If you’re writing anything with a definitive subject that is performing an action, you’ll be better off using the active voice. And if you search your document for occurrences of was, is, or were and your page lights up with instances of passive voice, it may be a good idea to switch to active voice.

That said, there are times when the passive voice does a better job of presenting an idea, especially when the performer of the action of a sentence’s verb is very general or diffuse, is unknown, or should get less emphasis than the recipient of that action, including in certain formal, professional, and legal contexts. Here are five common uses of the passive voice:

1 In broad statements about widely held opinions or social norms

Tipping less than 20 percent is now considered rude.

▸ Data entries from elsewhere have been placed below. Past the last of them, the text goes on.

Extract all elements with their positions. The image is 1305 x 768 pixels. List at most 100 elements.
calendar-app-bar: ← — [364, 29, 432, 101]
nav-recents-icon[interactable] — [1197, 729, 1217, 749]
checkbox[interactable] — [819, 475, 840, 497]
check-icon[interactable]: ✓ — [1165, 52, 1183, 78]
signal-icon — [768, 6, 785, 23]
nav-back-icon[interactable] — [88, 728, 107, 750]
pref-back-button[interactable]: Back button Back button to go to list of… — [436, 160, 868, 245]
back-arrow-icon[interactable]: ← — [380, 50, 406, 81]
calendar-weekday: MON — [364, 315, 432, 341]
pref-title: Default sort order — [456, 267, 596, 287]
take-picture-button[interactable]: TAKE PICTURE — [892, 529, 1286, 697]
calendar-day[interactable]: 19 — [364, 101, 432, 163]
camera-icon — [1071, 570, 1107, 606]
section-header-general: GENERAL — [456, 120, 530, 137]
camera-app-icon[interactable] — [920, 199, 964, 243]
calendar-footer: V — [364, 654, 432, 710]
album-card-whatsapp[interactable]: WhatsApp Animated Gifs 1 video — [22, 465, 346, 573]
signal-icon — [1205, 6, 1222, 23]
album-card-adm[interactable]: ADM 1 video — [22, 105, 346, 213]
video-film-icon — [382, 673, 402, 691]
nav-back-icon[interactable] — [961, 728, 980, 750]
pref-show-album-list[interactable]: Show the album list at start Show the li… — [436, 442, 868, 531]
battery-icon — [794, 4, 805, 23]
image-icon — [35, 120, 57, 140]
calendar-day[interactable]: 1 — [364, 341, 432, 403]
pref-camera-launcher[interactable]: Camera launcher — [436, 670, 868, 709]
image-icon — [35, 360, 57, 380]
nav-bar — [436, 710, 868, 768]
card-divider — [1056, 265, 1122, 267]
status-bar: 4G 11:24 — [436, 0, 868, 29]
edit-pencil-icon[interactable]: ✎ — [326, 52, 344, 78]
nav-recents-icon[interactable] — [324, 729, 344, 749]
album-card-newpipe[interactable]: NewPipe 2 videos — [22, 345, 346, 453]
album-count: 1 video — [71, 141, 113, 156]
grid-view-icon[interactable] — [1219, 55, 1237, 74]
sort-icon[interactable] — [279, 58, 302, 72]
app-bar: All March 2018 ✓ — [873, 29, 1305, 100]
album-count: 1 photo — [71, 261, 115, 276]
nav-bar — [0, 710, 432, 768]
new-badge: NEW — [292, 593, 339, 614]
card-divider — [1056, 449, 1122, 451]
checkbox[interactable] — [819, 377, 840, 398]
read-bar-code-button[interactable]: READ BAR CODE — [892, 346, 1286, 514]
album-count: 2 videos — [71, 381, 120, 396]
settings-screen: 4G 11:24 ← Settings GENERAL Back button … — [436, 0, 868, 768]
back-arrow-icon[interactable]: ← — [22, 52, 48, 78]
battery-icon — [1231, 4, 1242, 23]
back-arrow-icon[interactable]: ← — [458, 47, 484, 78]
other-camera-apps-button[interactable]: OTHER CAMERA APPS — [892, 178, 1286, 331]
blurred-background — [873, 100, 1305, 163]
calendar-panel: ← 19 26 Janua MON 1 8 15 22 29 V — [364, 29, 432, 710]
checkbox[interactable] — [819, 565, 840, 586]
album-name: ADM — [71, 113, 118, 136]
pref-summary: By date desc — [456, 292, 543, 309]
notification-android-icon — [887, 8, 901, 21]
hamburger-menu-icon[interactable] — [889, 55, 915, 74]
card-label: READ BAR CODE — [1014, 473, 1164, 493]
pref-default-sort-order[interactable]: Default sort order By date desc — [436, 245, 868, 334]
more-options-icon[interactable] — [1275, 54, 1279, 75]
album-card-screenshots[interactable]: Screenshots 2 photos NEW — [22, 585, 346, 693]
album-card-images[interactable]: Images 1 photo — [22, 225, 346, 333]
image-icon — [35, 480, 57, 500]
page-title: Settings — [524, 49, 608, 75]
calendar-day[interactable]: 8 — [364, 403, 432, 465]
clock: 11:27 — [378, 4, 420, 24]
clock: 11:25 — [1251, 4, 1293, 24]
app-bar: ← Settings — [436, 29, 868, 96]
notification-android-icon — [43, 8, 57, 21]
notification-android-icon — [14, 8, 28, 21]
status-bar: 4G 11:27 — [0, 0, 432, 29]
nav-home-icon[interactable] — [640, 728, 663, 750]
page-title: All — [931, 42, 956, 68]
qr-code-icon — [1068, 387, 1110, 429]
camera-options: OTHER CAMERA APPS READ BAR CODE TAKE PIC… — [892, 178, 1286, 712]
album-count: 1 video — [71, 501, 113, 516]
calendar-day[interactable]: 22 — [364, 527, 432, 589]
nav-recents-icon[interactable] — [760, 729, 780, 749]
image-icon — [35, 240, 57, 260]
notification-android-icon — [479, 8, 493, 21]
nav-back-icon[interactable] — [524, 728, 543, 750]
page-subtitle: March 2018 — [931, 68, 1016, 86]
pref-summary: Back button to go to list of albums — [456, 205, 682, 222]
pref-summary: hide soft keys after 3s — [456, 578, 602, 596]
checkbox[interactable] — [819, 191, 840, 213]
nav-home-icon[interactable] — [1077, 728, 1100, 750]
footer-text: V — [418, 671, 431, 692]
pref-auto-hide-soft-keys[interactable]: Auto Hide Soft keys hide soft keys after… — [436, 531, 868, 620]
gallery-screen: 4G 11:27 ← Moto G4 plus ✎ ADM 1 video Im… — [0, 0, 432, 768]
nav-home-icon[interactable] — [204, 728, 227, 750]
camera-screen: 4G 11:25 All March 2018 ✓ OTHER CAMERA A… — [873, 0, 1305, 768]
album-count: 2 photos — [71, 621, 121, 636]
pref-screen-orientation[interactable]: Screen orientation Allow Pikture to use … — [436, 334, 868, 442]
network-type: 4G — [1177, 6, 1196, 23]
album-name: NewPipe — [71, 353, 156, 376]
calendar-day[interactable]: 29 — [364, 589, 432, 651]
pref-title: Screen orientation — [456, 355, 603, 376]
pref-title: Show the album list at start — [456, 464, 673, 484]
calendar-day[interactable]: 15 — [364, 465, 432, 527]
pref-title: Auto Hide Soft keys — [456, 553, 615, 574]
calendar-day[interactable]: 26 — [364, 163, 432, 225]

The writer of this sentence is communicating that they believe enough people share the opinion that tipping less than 20 percent is rude to qualify as a consensus. In other words, the performer of the action—the people doing the considering—is so general that it can be left out of the sentence entirely.

2 In reports of crimes with unknown perpetrators or other actions with unknown doers

My car was stolen yesterday.

If you knew who stole the car, you might be closer to getting it back. The passive voice here emphasizes the stolen item and the action of theft.

The grass was cut yesterday.

The emphasis here is on the grass, which presumably is observably shorter. Someone must have cut it, but whoever it was is not the concern of this sentence.

3 In scientific contexts

The rat was placed in a T-shaped maze.

Who placed the rat in the maze? Scientists, duh. But that’s less important than the experiment they’re conducting. Therefore, passive voice.

4 When the writer or speaker wants to avoid blame

Sometimes, someone wants to acknowledge that something unpleasant happened without making it crystal -clear who’s at fault. The classic example:

Mistakes were made.”

Who made them? Is anyone taking responsibility? What’s the solution here? One political scientist dubbed this kind of construction the “past exonerative” because it’s meant to exonerate the speaker/writer from whatever foul may have been committed. In other words, drop the subject, get off the hook.

5 In any other situation where you want to keep the focus on an action and/or the recipient of the action

The president was sworn in on a cold January morning.

How many people can remember off the top of their heads who swears in presidents? Clearly, the occasion of swearing in the commander in chief is the thing to emphasize here.

Cleo was transformed by the experience of traveling alone in Latin America.

In this case, we know what brought about the action: It was the experience of traveling alone in South America. But the thing the sentence most urgently wants us to know is that a person, Cleo, had an important thing happen to them. So making the recipient of the action (Cleo) the subject of the sentence, using the passive voice, and tucking the performer of the action (the experience) after the action as the object of the preposition by makes sense.

In each of the above contexts, the action itself—or the person or thing receiving the action—is the part that matters. That means the performer of the action can be absent from the sentence altogether or appear in a prepositional phrase with by. Although some of these examples are formal, others show that the passive voice is often useful and necessary in daily life. In each of the sentences below, the passive voice is natural and clear for one of the reasons in the list above. Rewriting these sentences in the active voice renders them sterile, awkward, or syntactically contorted.

Passive: Bob Dylan was injured in a motorcycle accident.

Active: A motorcycle accident injured Bob Dylan.

Passive: Elvis is rumored to be alive.

Active: People rumor Elvis to be alive.

Passive: Don’t be fooled!

Active: Don’t allow anything to fool you!